If you have any suggestions please let me know! I am open to other options because I have been trying to do this way too long.

TO CLARIFY:

I am going through a file line by line (while loop) then I am grepping that line to see if “Completed” is a substring and grepping to see if “Script Finished” is a substring (Grep will set the variable to the whole line). So then when I do the checks if the variable is Completed I want to break out of the while loop if not check if “Script Finished” is a substring so I can increment a counter (I am trying to count how many scripts finished before “Complete”).

CONFUSED ABOUT:

When I do var1=$(grep -s “Completed” $line) why does it find all instances of Completed… I thought if im going through line by line it will only find the instances in that certain line.

EDIT:

I used the awk answer below. All I had to do is remove the {next} statement and it works perfectly.

Thank you

Advertisement

Answer

You have several errors. Plus you may want to consider a tool that is meant to do this kind of thing. awk is one of those tools.

awk '/blah blah/ {exit} 
     /Finished/ {count+=1} 
     {next}
     END{ print count} ' filename

The first line quits when it matches “blah blah” anywhere on the line.

The second line counts the number of “Finished” matches.

The {next} bit is there to keep reading and not print every line – this happens in some versions of awk.

The last line , END {} function, runs when the code completes the file. It displays the value of count.

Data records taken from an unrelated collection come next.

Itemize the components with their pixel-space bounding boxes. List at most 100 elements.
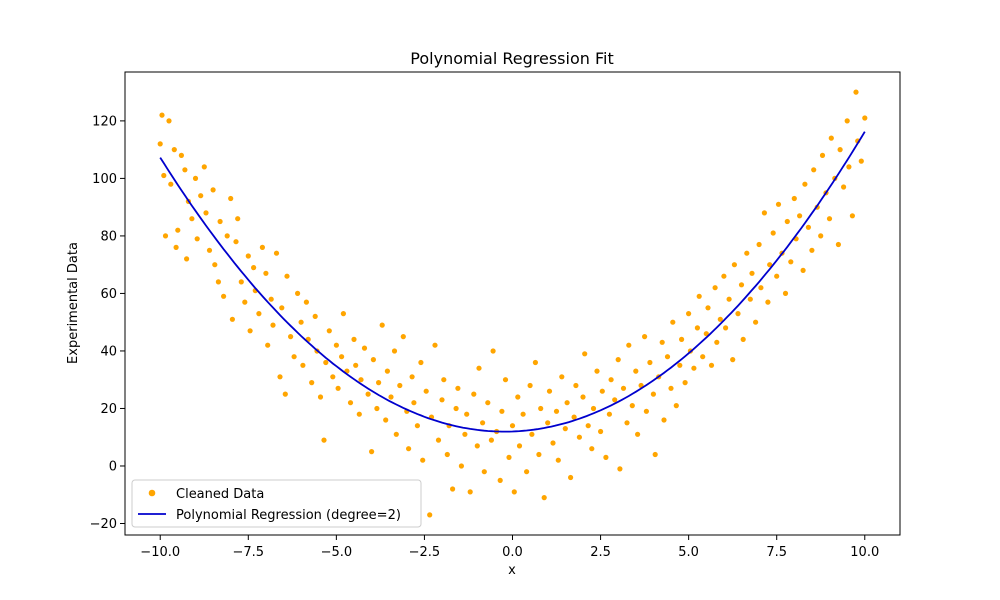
- data-point: [435, 437, 442, 443]
- data-point: [441, 377, 447, 383]
- data-point: [270, 322, 276, 328]
- data-point: [811, 167, 817, 173]
- data-point: [340, 311, 346, 317]
- data-point: [541, 495, 547, 501]
- data-point: [455, 385, 461, 391]
- data-point: [335, 385, 341, 391]
- data-point: [432, 342, 438, 348]
- data-point: [529, 431, 535, 437]
- data-point: [809, 247, 815, 253]
- data-point: [576, 434, 583, 440]
- data-point: [221, 293, 227, 299]
- data-point: [756, 241, 762, 248]
- data-point: [444, 451, 450, 458]
- data-point: [774, 273, 780, 279]
- data-point: [411, 400, 417, 406]
- data-point: [858, 158, 864, 164]
- data-point: [700, 354, 706, 360]
- data-point: [509, 423, 516, 429]
- data-point: [439, 397, 445, 403]
- data-point: [161, 172, 167, 179]
- data-point: [467, 489, 473, 495]
- data-point: [714, 339, 720, 345]
- data-point: [677, 362, 683, 368]
- data-point: [192, 175, 199, 181]
- data-point: [726, 296, 732, 302]
- data-point: [251, 265, 257, 271]
- data-point: [497, 477, 503, 483]
- data-point: [175, 227, 181, 233]
- data-point: [635, 431, 641, 437]
- data-point: [670, 319, 676, 325]
- data-point: [633, 368, 639, 374]
- legend-box: [131, 479, 422, 528]
- x-axis-label: x: [508, 563, 516, 578]
- data-point: [612, 397, 618, 403]
- data-point: [499, 408, 505, 414]
- data-point: [703, 331, 709, 337]
- x-tick-label: −2.5: [409, 545, 441, 560]
- data-point: [159, 112, 165, 118]
- data-point: [740, 336, 746, 342]
- data-point: [351, 336, 357, 342]
- data-point: [224, 233, 230, 239]
- data-point: [288, 334, 294, 340]
- data-point: [642, 334, 648, 340]
- data-point: [846, 164, 852, 170]
- data-point: [333, 342, 339, 348]
- data-point: [562, 426, 568, 432]
- y-tick-label: 20: [100, 402, 117, 417]
- data-point: [624, 420, 630, 426]
- data-point: [516, 443, 523, 449]
- x-tick-label: −7.5: [233, 545, 265, 560]
- data-point: [295, 290, 301, 296]
- data-point: [532, 359, 539, 366]
- data-point: [356, 411, 362, 417]
- data-point: [391, 348, 398, 354]
- data-point: [841, 184, 847, 190]
- data-point: [206, 247, 213, 253]
- data-point: [559, 374, 565, 380]
- data-point: [538, 405, 544, 412]
- data-point: [673, 403, 679, 409]
- data-point: [555, 457, 561, 463]
- data-point: [797, 213, 803, 219]
- data-point: [647, 359, 653, 366]
- data-point: [376, 380, 382, 386]
- data-point: [650, 391, 657, 397]
- data-point: [506, 454, 512, 460]
- y-tick-label: −20: [90, 517, 117, 532]
- data-point: [835, 241, 842, 248]
- data-point: [388, 394, 394, 400]
- data-point: [400, 334, 406, 340]
- data-point: [805, 224, 812, 230]
- data-point: [643, 408, 650, 414]
- data-point: [365, 391, 371, 397]
- data-point: [765, 299, 771, 305]
- data-point: [157, 141, 163, 147]
- data-point: [480, 420, 486, 426]
- data-point: [268, 296, 274, 302]
- data-point: [598, 428, 604, 435]
- data-point: [568, 474, 574, 481]
- data-point: [520, 411, 526, 417]
- data-point: [450, 486, 456, 492]
- data-point: [370, 357, 376, 363]
- data-point: [233, 239, 239, 245]
- x-tick-label: 10.0: [850, 545, 879, 560]
- data-point: [770, 230, 776, 236]
- data-point: [201, 164, 207, 170]
- data-point: [409, 374, 415, 380]
- x-tick-label: 0.0: [502, 545, 523, 560]
- data-point: [800, 267, 806, 273]
- data-point: [708, 362, 715, 368]
- data-point: [263, 270, 269, 276]
- data-point: [259, 244, 265, 250]
- y-tick-label: 0: [109, 459, 117, 474]
- data-point: [317, 394, 324, 400]
- data-point: [284, 273, 290, 279]
- data-point: [277, 374, 283, 380]
- data-point: [397, 382, 403, 389]
- x-axis-ticks: −10.0 −7.5 −5.0 −2.5 0.0 2.5 5.0 7.5 10.0: [140, 535, 879, 560]
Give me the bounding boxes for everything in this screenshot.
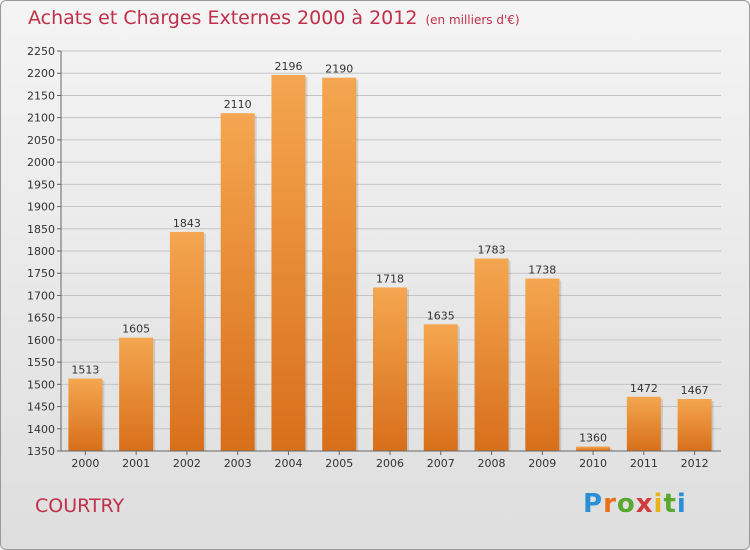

I chose the awk approach rather than trying to fix logic and syntax errors in the shell script. If you need that kind of help consider playing almost every block (or line) of code all by itself on the command line. I am assuming you used bash.

Errors examples

-eq to compare strings, use =, example:  [ "$var" = "something" ]
$(var1) should be either "${var1}" or "$var1" lines 4 and 8

grep returns a whole line, are you testing “blah blah” and expecting just and only just “blah blah” as the entire result?